The effects of seasonality on blood pressure (BP) and cardiovascular events are well established. However, the influence of seasonality and other environmental factors such as air pollutants on arterial stiffness, a key parameter for cardiovascular risk stratification in hypertensive patients, has never been analyzed. This cross-sectional study aimed at investigating whether seasonality (daily number of hours of light) and acute variations in outdoor temperature and air pollutants may affect carotid-femoral pulse wave velocity (PWV).Design and method:
731 hypertensive patients aged 30–88 years, 417 treated with antihypertensive drugs (241 men) seeking medical consultation in our outpatient clinics during a 5-year period (2006–2011) were enrolled. PWV and central BP values were measured noninvasively in a quiet, temperature-controlled (22–24°C) room. Data of the local office of the National Climatic Data Observatory were used to estimate meteorological conditions and air pollutants (PM10, O3, CO, N2O) exposure the same day of the vascular examination.Results:
PWV (mean value 8.5 ± 1.8 m/s) was related to age (r = 0.467, p < 0.001), body mass index (BMI) (r = 0.132, p < 0.001), central systolic (r = 0.414, p < 0.001) and diastolic BP (r = 0.093, p = 0.013), daylight hours (r = −0.176, p < 0.001), mean outdoor temperature (r = −0.082, p = 0.027), O3 (r = −0.135, p < 0.001), CO (r = 0.096, p = 0.012), N2O (r = 0.087, p = 0.022) in the univariate analysis.
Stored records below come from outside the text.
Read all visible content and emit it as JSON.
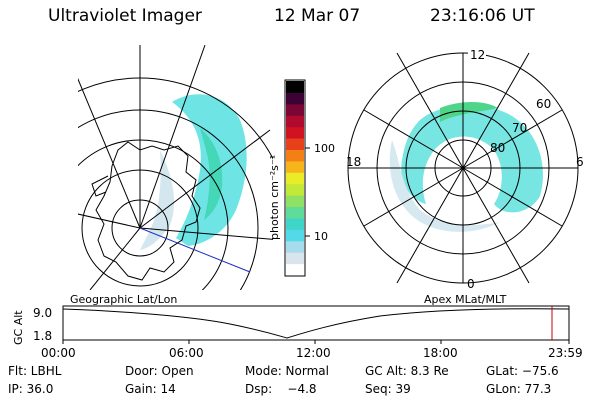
{
  "header": {
    "title": "Ultraviolet Imager",
    "date": "12 Mar 07",
    "time": "23:16:06 UT"
  },
  "colorbar": {
    "label": "photon cm⁻²s⁻¹",
    "tick_labels": [
      "100",
      "10"
    ],
    "colors": [
      "#ffffff",
      "#d9e4ec",
      "#a6dcec",
      "#54d9e8",
      "#3fd6c9",
      "#5fdc9a",
      "#8fe063",
      "#c2e83a",
      "#eaec28",
      "#f7b51c",
      "#f47f17",
      "#e8401a",
      "#d01221",
      "#b00a2e",
      "#7a0635",
      "#3b0233",
      "#000000"
    ]
  },
  "left_panel": {
    "label": "Geographic Lat/Lon"
  },
  "right_panel": {
    "label": "Apex MLat/MLT",
    "mlt_labels": [
      "12",
      "18",
      "6",
      "0"
    ],
    "lat_labels": [
      "60",
      "70",
      "80"
    ]
  },
  "altitude_plot": {
    "ylabel": "GC Alt",
    "ymax_label": "9.0",
    "ymin_label": "1.8",
    "x_labels": [
      "00:00",
      "06:00",
      "12:00",
      "18:00",
      "23:59"
    ],
    "marker_color": "#cc0000"
  },
  "footer": {
    "flt": "Flt: LBHL",
    "door": "Door: Open",
    "mode": "Mode: Normal",
    "gc_alt": "GC Alt: 8.3 Re",
    "glat": "GLat: −75.6",
    "ip": "IP: 36.0",
    "gain": "Gain: 14",
    "dsp": "Dsp:    −4.8",
    "seq": "Seq: 39",
    "glon": "GLon: 77.3"
  }
}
Moreover PWV was higher in individuals with chronic kidney disease (CKD) (9.7 ± 2.4 vs 8.4 ± 1.7 m/s, p < 0.001), impaired fasting glucose (IFG)/diabetes mellitus (DM) (8.9 ± 1.9 m/s vs 8.4 ± 1.7, p < 0.001) and hypertriglyceridemia (8.7 ± 1.8 vs 8.4 ± 1.8 m/s, p = 0.04). In multiple linear regression analysis, adjusted for confounders, PWV was associated with daylight hours (β = −0.170; 95% CI: −0.273 to −0.067, p = 0.001). Daylight hours explained 1.2% of the variance of PWV in the overall population. Neither air pollutants concentration nor outdoor temperature remained significantly associated with PWV. The association between PWV and daylight hours was significant in untreated (p = 0.002) but not in treated patients (p = 0.08).Conclusions:
Seasonality, expressed by the daily number of hours of light, independently affect PWV. The relationship is stronger in untreated patients. Thus, seasonality should be taken into account when assessing arterial stiffness for cardiovascular risk stratification or in clinical trials.